A network-wide accessibility audit of station facilities at all 2,565 mainline railway stations in Great Britain to be conducted by the Department for Transport (DfT).

An access to work adjustments passport to be piloted in 2021, to help people enter work, switch jobs and progress careers.

Not all playgrounds will be made inclusive

Before Parliament returns in September, the Ministry of Housing, Communities and Local Government vowed to publish a new National Model Design Code.

Officials said the policy will set out design considerations for local planning authorities and “stress the importance of providing accessible and inclusive play spaces and equipment for all”.

Mr Tomlinson told a media briefing they aim to ensure “new playgrounds are designed from the outset to be inclusive for disabled children”.

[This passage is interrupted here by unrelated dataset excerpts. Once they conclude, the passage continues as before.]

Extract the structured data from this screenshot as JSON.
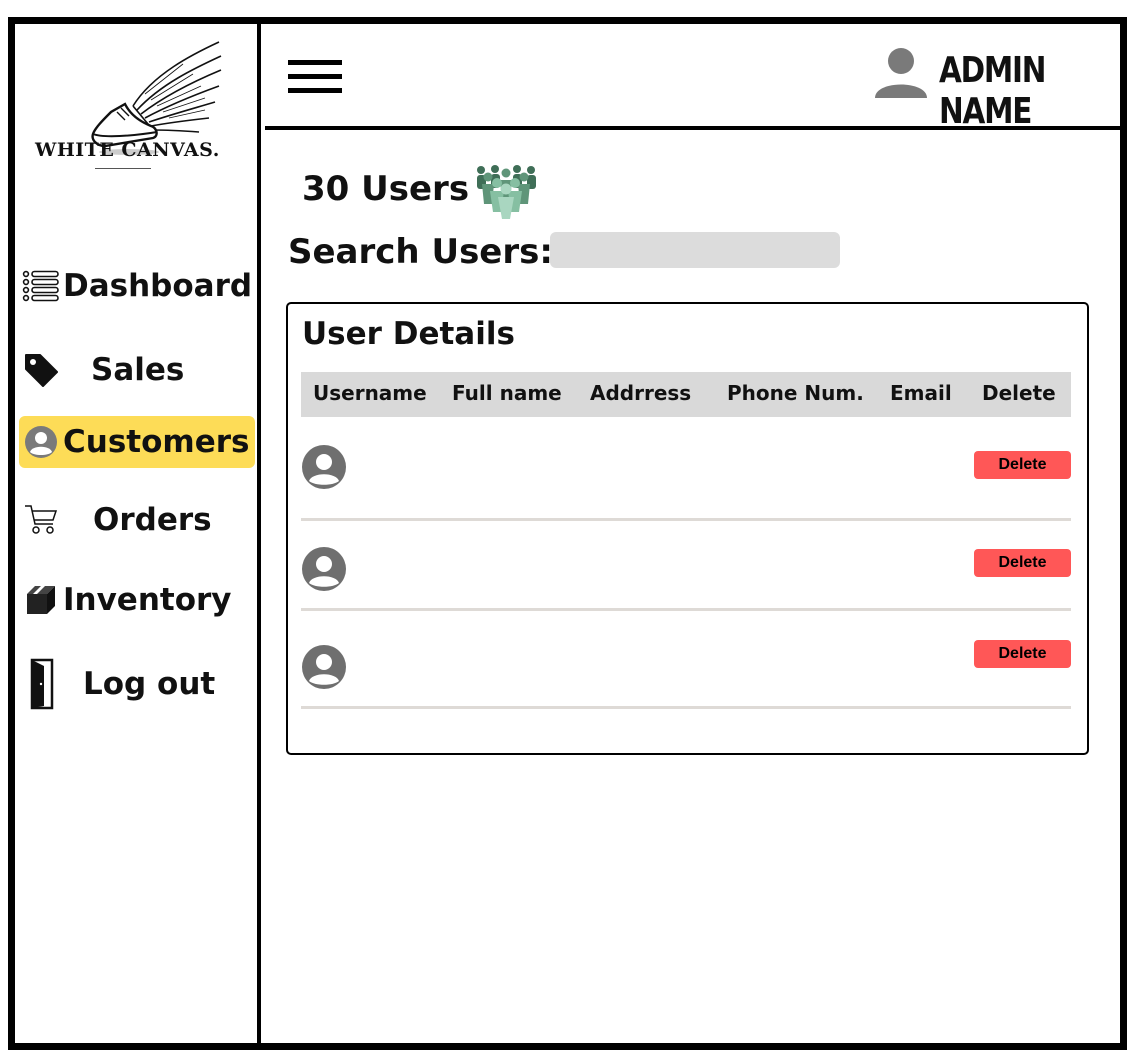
{
  "brand": {
    "name": "WHITE CANVAS."
  },
  "header": {
    "admin_name": "ADMIN NAME"
  },
  "sidebar": {
    "items": [
      {
        "label": "Dashboard",
        "icon": "list-icon",
        "active": false
      },
      {
        "label": "Sales",
        "icon": "tag-icon",
        "active": false
      },
      {
        "label": "Customers",
        "icon": "user-circle-icon",
        "active": true
      },
      {
        "label": "Orders",
        "icon": "cart-icon",
        "active": false
      },
      {
        "label": "Inventory",
        "icon": "box-icon",
        "active": false
      },
      {
        "label": "Log out",
        "icon": "door-icon",
        "active": false
      }
    ]
  },
  "main": {
    "users_count": "30 Users",
    "search_label": "Search Users:",
    "search_value": "",
    "panel_title": "User Details",
    "columns": [
      "Username",
      "Full name",
      "Addrress",
      "Phone Num.",
      "Email",
      "Delete"
    ],
    "rows": [
      {
        "delete_label": "Delete"
      },
      {
        "delete_label": "Delete"
      },
      {
        "delete_label": "Delete"
      }
    ]
  },
  "colors": {
    "active_nav": "#fddc57",
    "delete_button": "#ff5757",
    "table_header": "#d9d9d9",
    "search_field": "#dcdcdc"
  }
}
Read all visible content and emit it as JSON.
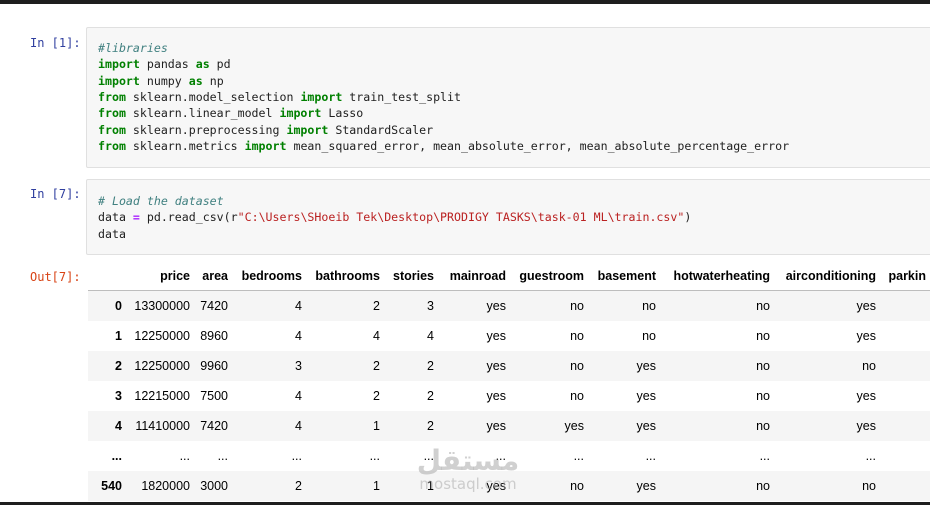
{
  "cells": [
    {
      "prompt": "In [1]:",
      "lines": [
        [
          {
            "t": "#libraries",
            "c": "cm-comment"
          }
        ],
        [
          {
            "t": "import",
            "c": "cm-keyword"
          },
          {
            "t": " pandas "
          },
          {
            "t": "as",
            "c": "cm-keyword"
          },
          {
            "t": " pd"
          }
        ],
        [
          {
            "t": "import",
            "c": "cm-keyword"
          },
          {
            "t": " numpy "
          },
          {
            "t": "as",
            "c": "cm-keyword"
          },
          {
            "t": " np"
          }
        ],
        [
          {
            "t": "from",
            "c": "cm-keyword"
          },
          {
            "t": " sklearn.model_selection "
          },
          {
            "t": "import",
            "c": "cm-keyword"
          },
          {
            "t": " train_test_split"
          }
        ],
        [
          {
            "t": "from",
            "c": "cm-keyword"
          },
          {
            "t": " sklearn.linear_model "
          },
          {
            "t": "import",
            "c": "cm-keyword"
          },
          {
            "t": " Lasso"
          }
        ],
        [
          {
            "t": "from",
            "c": "cm-keyword"
          },
          {
            "t": " sklearn.preprocessing "
          },
          {
            "t": "import",
            "c": "cm-keyword"
          },
          {
            "t": " StandardScaler"
          }
        ],
        [
          {
            "t": "from",
            "c": "cm-keyword"
          },
          {
            "t": " sklearn.metrics "
          },
          {
            "t": "import",
            "c": "cm-keyword"
          },
          {
            "t": " mean_squared_error, mean_absolute_error, mean_absolute_percentage_error"
          }
        ]
      ]
    },
    {
      "prompt": "In [7]:",
      "lines": [
        [
          {
            "t": "# Load the dataset",
            "c": "cm-comment"
          }
        ],
        [
          {
            "t": "data "
          },
          {
            "t": "=",
            "c": "cm-op"
          },
          {
            "t": " pd.read_csv(r"
          },
          {
            "t": "\"C:\\Users\\SHoeib Tek\\Desktop\\PRODIGY TASKS\\task-01 ML\\train.csv\"",
            "c": "cm-string"
          },
          {
            "t": ")"
          }
        ],
        [
          {
            "t": "data"
          }
        ]
      ]
    }
  ],
  "output": {
    "prompt": "Out[7]:",
    "columns": [
      "",
      "price",
      "area",
      "bedrooms",
      "bathrooms",
      "stories",
      "mainroad",
      "guestroom",
      "basement",
      "hotwaterheating",
      "airconditioning",
      "parkin"
    ],
    "rows": [
      [
        "0",
        "13300000",
        "7420",
        "4",
        "2",
        "3",
        "yes",
        "no",
        "no",
        "no",
        "yes",
        ""
      ],
      [
        "1",
        "12250000",
        "8960",
        "4",
        "4",
        "4",
        "yes",
        "no",
        "no",
        "no",
        "yes",
        ""
      ],
      [
        "2",
        "12250000",
        "9960",
        "3",
        "2",
        "2",
        "yes",
        "no",
        "yes",
        "no",
        "no",
        ""
      ],
      [
        "3",
        "12215000",
        "7500",
        "4",
        "2",
        "2",
        "yes",
        "no",
        "yes",
        "no",
        "yes",
        ""
      ],
      [
        "4",
        "11410000",
        "7420",
        "4",
        "1",
        "2",
        "yes",
        "yes",
        "yes",
        "no",
        "yes",
        ""
      ],
      [
        "...",
        "...",
        "...",
        "...",
        "...",
        "...",
        "...",
        "...",
        "...",
        "...",
        "...",
        ""
      ],
      [
        "540",
        "1820000",
        "3000",
        "2",
        "1",
        "1",
        "yes",
        "no",
        "yes",
        "no",
        "no",
        ""
      ]
    ]
  },
  "watermark": {
    "arabic": "مستقل",
    "latin": "mostaql.com"
  }
}
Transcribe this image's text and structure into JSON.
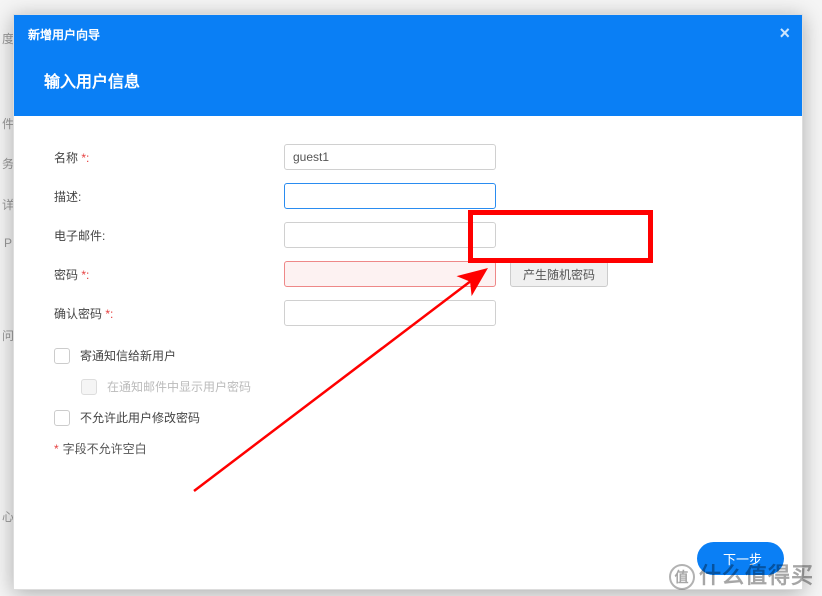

But officials have not explained whether existing playgrounds, particularly those in crowded inner cities, will also be redesigned.

Questions remain over whether playgrounds will be redesigned to make them accessible for disabled children
Questions remain over whether playgrounds will be redesigned to make them accessible for disabled children

Employers may not be forced to report on disabled workforce

A Government official acknowledged the voluntary scheme encouraging employers with 250 or more staff to report on disability in their workforce did not yield enough data.

Mr Tomlinson told the media: “We tested the water with voluntary reporting and it’s not giving us enough data and evidence. So we want to go further on this.”

But he did not explain why they were launching another consultation to decide whether they should make the scheme mandatory and when the decision will be made.

No clear plan to tackle disability hate crime

Just 24 hours after the Prime Minister and Home Secretary Priti Patel unveiled the new Beating Crime Plan, the Cabinet used this strategy to insist they would tackle disability hate crime.

In the document, the Government said: “In 2021, the Home Office will publish a new cross-government strategy to tackle the crime and disorder that undermines the quality of life for everyone.”

Officials hint there will be another consultation on how to tackle this type of crime with the release of their findings set to come “in the autumn”.

Mr Johnson’s crime plan made no mention of making our streets safer for disabled people.

How will access to disability benefits be improved?

Justin Tomlinson, Minister for Disabled People did not say.

In the policy document, the Department for Work and Pensions pledged to set out proposals that will improve the experience of accessing disability benefits.

Mr Tomlinson described the strategy as “a fantastic platform to level up for disabled people across the UK”.

Disabled people living in the UK may be eligible for Universal Credit, Personal Independence Payments or Disability Living Allowance, Attendance Allowance and the new style of Employment and Support Allowance.

But these benefits have led to a number of controversies including delays in payments and questions over assessments.

Have we heard this policy before?

Instead of making a specific pledge to help the lives of disabled people, Boris Johnson promised the National Disability Strategy when he became Prime Minister.

But it was supposed to have been published in 2020.

Tories said the strategy would “look at ways to improve the benefits system, opportunities and access for disabled people in terms of housing, education, transport and jobs”.